Depois a virgem entrou com a igaçaba, que enchera na fonte próxima de água fresca para lavar o rosto e as mãos do estrangeiro.
Quando o guerreiro terminou a refeição, o velho pajé apagou o cachimbo e falou:
Vieste?
Vim, respondeu o desconhecido.
Bem vieste. O estrangeiro é senhor na cabana de Araquém. Os tabajaras têm mil guerreiros para defendê-lo, e mulheres sem conta para servi-lo. Dize, e todos te obedecerão. (ALENCAR, 1979, p. 14).


Os escritores românticos da primeira geração caracterizaram-se por buscar uma identidade nacional, através da criação escapista de modelos de comportamento. Algo como os aedos faziam, através da oralidade, na Antiga Grécia, esculpindo heróis em palavras e atos memoráveis, de maneira a gerar um sentimento na sociedade, a respeito de como ela deveria ser, criando paradigmas culturais e sociais.
No caso do romantismo brasileiro, emulando o seu coirmão europeu, que buscava a fuga da realidade social no passado da Idade Média, houve um retrocesso ao período inicial da história do Brasil, ou até antes da chegada dos primeiros invasores portugueses, uma vez que não houve Idade Média histórica em nosso país. Fora do mundo ficcional, o processo de colonização brasileiro foi o resultado de um projeto sangrento e brutal de dominação econômica, religiosa e militar, e não uma reunião amigável e diplomática, um bate papo camarada, como temos no texto de José de Alencar, em um trecho do romance Iracema: “O estrangeiro é senhor na cabana de Araquém. Os tabajaras têm mil guerreiros para defendê-lo, e mulheres sem conta para servi-lo. Dize, e todos te obedecerão.”.
Essa visão utópica e idealizada do confronto de culturas e povos na formação do Brasil, realizada nas tintas do romance supracitado, buscava retratar como os autores românticos gostariam que tivesse sido: uma fusão harmônica e cordial entre o branco invasor, dotado de maior força econômica e militar, e os povos ameríndios, dizimados por uma ferocidade poucas vezes testemunhada no percurso da humanidade dentro dos caminhos da história.

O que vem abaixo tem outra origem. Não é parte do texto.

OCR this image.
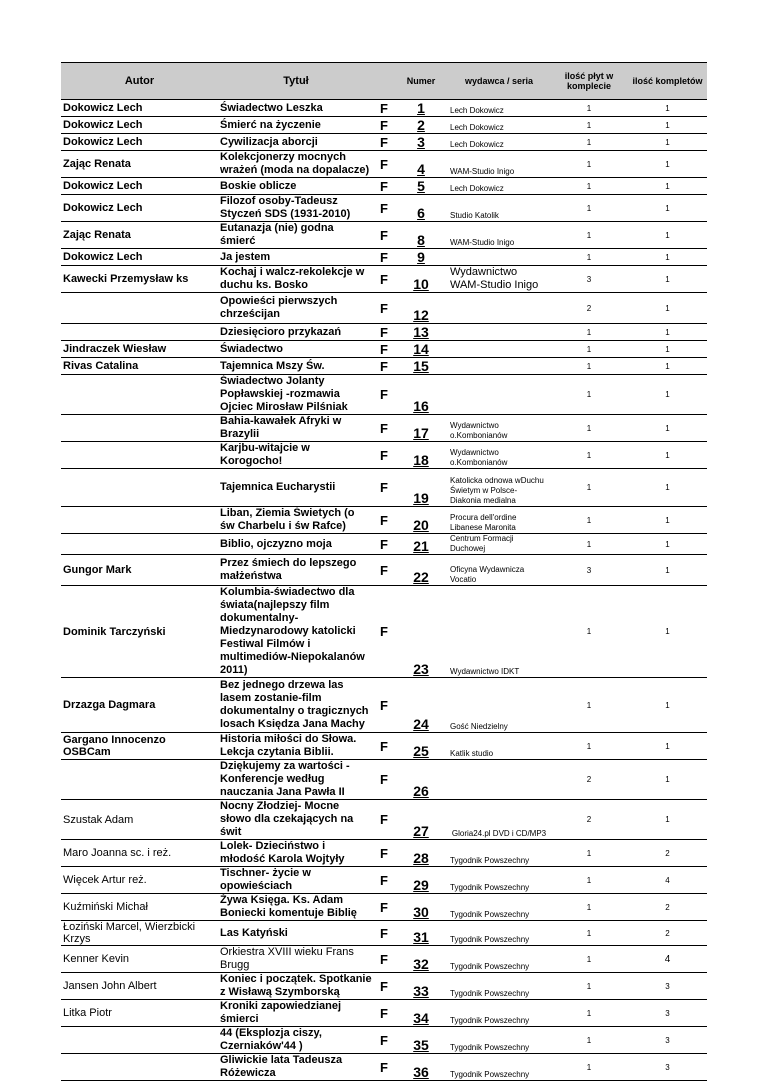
Autor	Tytuł		Numer	wydawca / seria	ilość płyt w komplecie	ilość kompletów
Dokowicz Lech	Świadectwo Leszka	F	1	Lech Dokowicz	1	1
Dokowicz Lech	Śmierć na życzenie	F	2	Lech Dokowicz	1	1
Dokowicz Lech	Cywilizacja aborcji	F	3	Lech Dokowicz	1	1
Zając Renata	Kolekcjonerzy mocnych wrażeń (moda na dopalacze)	F	4	WAM-Studio Inigo	1	1
Dokowicz Lech	Boskie oblicze	F	5	Lech Dokowicz	1	1
Dokowicz Lech	Filozof osoby-Tadeusz Styczeń SDS (1931-2010)	F	6	Studio Katolik	1	1
Zając Renata	Eutanazja (nie) godna śmierć	F	8	WAM-Studio Inigo	1	1
Dokowicz Lech	Ja jestem	F	9		1	1
Kawecki Przemysław ks	Kochaj i walcz-rekolekcje w duchu ks. Bosko	F	10	Wydawnictwo WAM-Studio Inigo	3	1
	Opowieści pierwszych chrześcijan	F	12		2	1
	Dziesięcioro przykazań	F	13		1	1
Jindraczek Wiesław	Świadectwo	F	14		1	1
Rivas Catalina	Tajemnica Mszy Św.	F	15		1	1
	Świadectwo Jolanty Popławskiej -rozmawia Ojciec Mirosław Pilśniak	F	16		1	1
	Bahia-kawałek Afryki w Brazylii	F	17	Wydawnictwo o.Kombonianów	1	1
	Karjbu-witajcie w Korogocho!	F	18	Wydawnictwo o.Kombonianów	1	1
	Tajemnica Eucharystii	F	19	Katolicka odnowa wDuchu Świetym w Polsce-Diakonia medialna	1	1
	Liban, Ziemia Świetych (o św Charbelu i św Rafce)	F	20	Procura dell'ordine Libanese Maronita	1	1
	Biblio, ojczyzno moja	F	21	Centrum Formacji Duchowej	1	1
Gungor Mark	Przez śmiech do lepszego małżeństwa	F	22	Oficyna Wydawnicza Vocatio	3	1
Dominik Tarczyński	Kolumbia-świadectwo dla świata(najlepszy film dokumentalny-Miedzynarodowy katolicki Festiwal Filmów i multimediów-Niepokalanów 2011)	F	23	Wydawnictwo IDKT	1	1
Drzazga Dagmara	Bez jednego drzewa las lasem zostanie-film dokumentalny o tragicznych losach Księdza Jana Machy	F	24	Gość Niedzielny	1	1
Gargano Innocenzo OSBCam	Historia miłości do Słowa. Lekcja czytania Biblii.	F	25	Katlik studio	1	1
	Dziękujemy za wartości - Konferencje według nauczania Jana Pawła II	F	26		2	1
Szustak Adam	Nocny Złodziej- Mocne słowo dla czekających na świt	F	27	Gloria24.pl DVD i CD/MP3	2	1
Maro Joanna sc. i reż.	Lolek- Dzieciństwo i młodość Karola Wojtyły	F	28	Tygodnik Powszechny	1	2
Więcek Artur reż.	Tischner- życie w opowieściach	F	29	Tygodnik Powszechny	1	4
Kuźmiński Michał	Żywa Księga. Ks. Adam Boniecki komentuje Biblię	F	30	Tygodnik Powszechny	1	2
Łoziński Marcel, Wierzbicki Krzys	Las Katyński	F	31	Tygodnik Powszechny	1	2
Kenner Kevin	Orkiestra XVIII wieku Frans Brugg	F	32	Tygodnik Powszechny	1	4
Jansen John Albert	Koniec i początek. Spotkanie z Wisławą Szymborską	F	33	Tygodnik Powszechny	1	3
Litka Piotr	Kroniki zapowiedzianej śmierci	F	34	Tygodnik Powszechny	1	3
	44 (Eksplozja ciszy, Czerniaków'44 )	F	35	Tygodnik Powszechny	1	3
	Gliwickie lata Tadeusza Różewicza	F	36	Tygodnik Powszechny	1	3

Muitas vezes um texto tem revelado suas ideias, mais pelo que ele deixa de citar, do que pelo que consta nas palavras do mesmo. Salta aos olhos o fato desse paradigma romântico produzir, para uma das nossas três raças predominantemente formadoras da genética brasileira, um fenômeno de invisibilidade, como no caso do autor José de Alencar. Ele, simplesmente ignora a presença dos africanos e seus descendentes na sociedade brasileira, mesmo sendo esses, a força motriz da economia brasileira à época, fundamentada nos pilares da agricultura de exportação, no modelo latifundiário, que ainda exibe seus resquícios de poder nos dias de hoje, através das negociatas explícitas da bancada do agronegócio, pelos corredores, salas, e plenários do Congresso Nacional, que uma boa consulta aos jornais e revistas podem corroborar.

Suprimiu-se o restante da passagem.